The anoctaminopathies are also characterized by an extremely high genetic heterogeneity [10,25]. Interestingly, among our patients with a complete molecular diagnosis of anoctaminopathy, c.191dupA and c.2272C > T, the most common variation described so far, represent less than 30% of identified mutations and they both account for only 20% of those detected in the Italian patients. On the contrary, we have identified 31 novel variants, confirming the genetic heterogeneity of ANO5 and demonstrating that the simple screening of one or two recurrent mutations cannot be considered effective in Southern European populations (Fig. 3).

Fig. 3

Locations of ANO5 mutations. Black label: previously reported recessive mutations. Red label: novel mutations reported in this study. Splice mutations for which their effect on the mRNA has not been verified have been omitted.

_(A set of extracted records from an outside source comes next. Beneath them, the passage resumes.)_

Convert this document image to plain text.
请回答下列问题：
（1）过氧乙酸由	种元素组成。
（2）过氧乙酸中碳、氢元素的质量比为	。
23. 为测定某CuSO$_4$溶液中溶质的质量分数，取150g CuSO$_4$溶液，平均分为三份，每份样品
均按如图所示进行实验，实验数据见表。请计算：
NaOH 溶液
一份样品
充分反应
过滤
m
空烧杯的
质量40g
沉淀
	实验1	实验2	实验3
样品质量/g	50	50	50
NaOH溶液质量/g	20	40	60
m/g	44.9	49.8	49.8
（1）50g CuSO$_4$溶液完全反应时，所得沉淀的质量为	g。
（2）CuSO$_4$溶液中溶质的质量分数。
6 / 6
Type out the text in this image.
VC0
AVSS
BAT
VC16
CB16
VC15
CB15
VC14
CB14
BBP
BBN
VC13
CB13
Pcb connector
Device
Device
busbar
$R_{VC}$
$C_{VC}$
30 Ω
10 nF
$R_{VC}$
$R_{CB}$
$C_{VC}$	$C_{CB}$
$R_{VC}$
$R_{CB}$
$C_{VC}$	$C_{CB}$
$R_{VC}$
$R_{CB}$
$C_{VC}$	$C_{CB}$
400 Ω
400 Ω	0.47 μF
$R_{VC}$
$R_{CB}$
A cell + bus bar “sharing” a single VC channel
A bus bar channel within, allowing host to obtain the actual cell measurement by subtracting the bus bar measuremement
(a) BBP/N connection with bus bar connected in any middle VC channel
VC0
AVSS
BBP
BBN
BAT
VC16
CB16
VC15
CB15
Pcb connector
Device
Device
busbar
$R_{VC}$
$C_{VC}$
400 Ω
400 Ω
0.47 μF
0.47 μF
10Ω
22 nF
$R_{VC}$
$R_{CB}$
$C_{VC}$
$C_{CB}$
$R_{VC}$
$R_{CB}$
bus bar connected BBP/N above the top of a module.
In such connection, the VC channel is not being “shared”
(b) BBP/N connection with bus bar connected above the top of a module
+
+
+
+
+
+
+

Considering the power of next generation sequencing [23] and the clinical and genetic variability of muscular dystrophies, diagnostic approaches based on NGS are becoming increasingly frequent [31]. However, for clinical and diagnostic aims, a targeted resequencing of genes already known to be linked to the specific pathological condition is advisable [32] and ANO5 has to be included. Our data also demonstrate the utility of this approach, highlighting, however, how important the correct interpretation of the data generated by these approaches could be. Moreover, these NGS-based strategies are perfect to dissect the clinical variability [33], meeting, in this way, with the next challenges of research.

In conclusion, we suggest that the terms “anoctaminopathy” or “ANO5 myopathy” better define a heterogeneous disease caused by mutations in the ANO5 gene, irrespective of the first proximal (LGMD2L), distal symptoms (Miyoshi myopathy) or characterized by other myopathic features.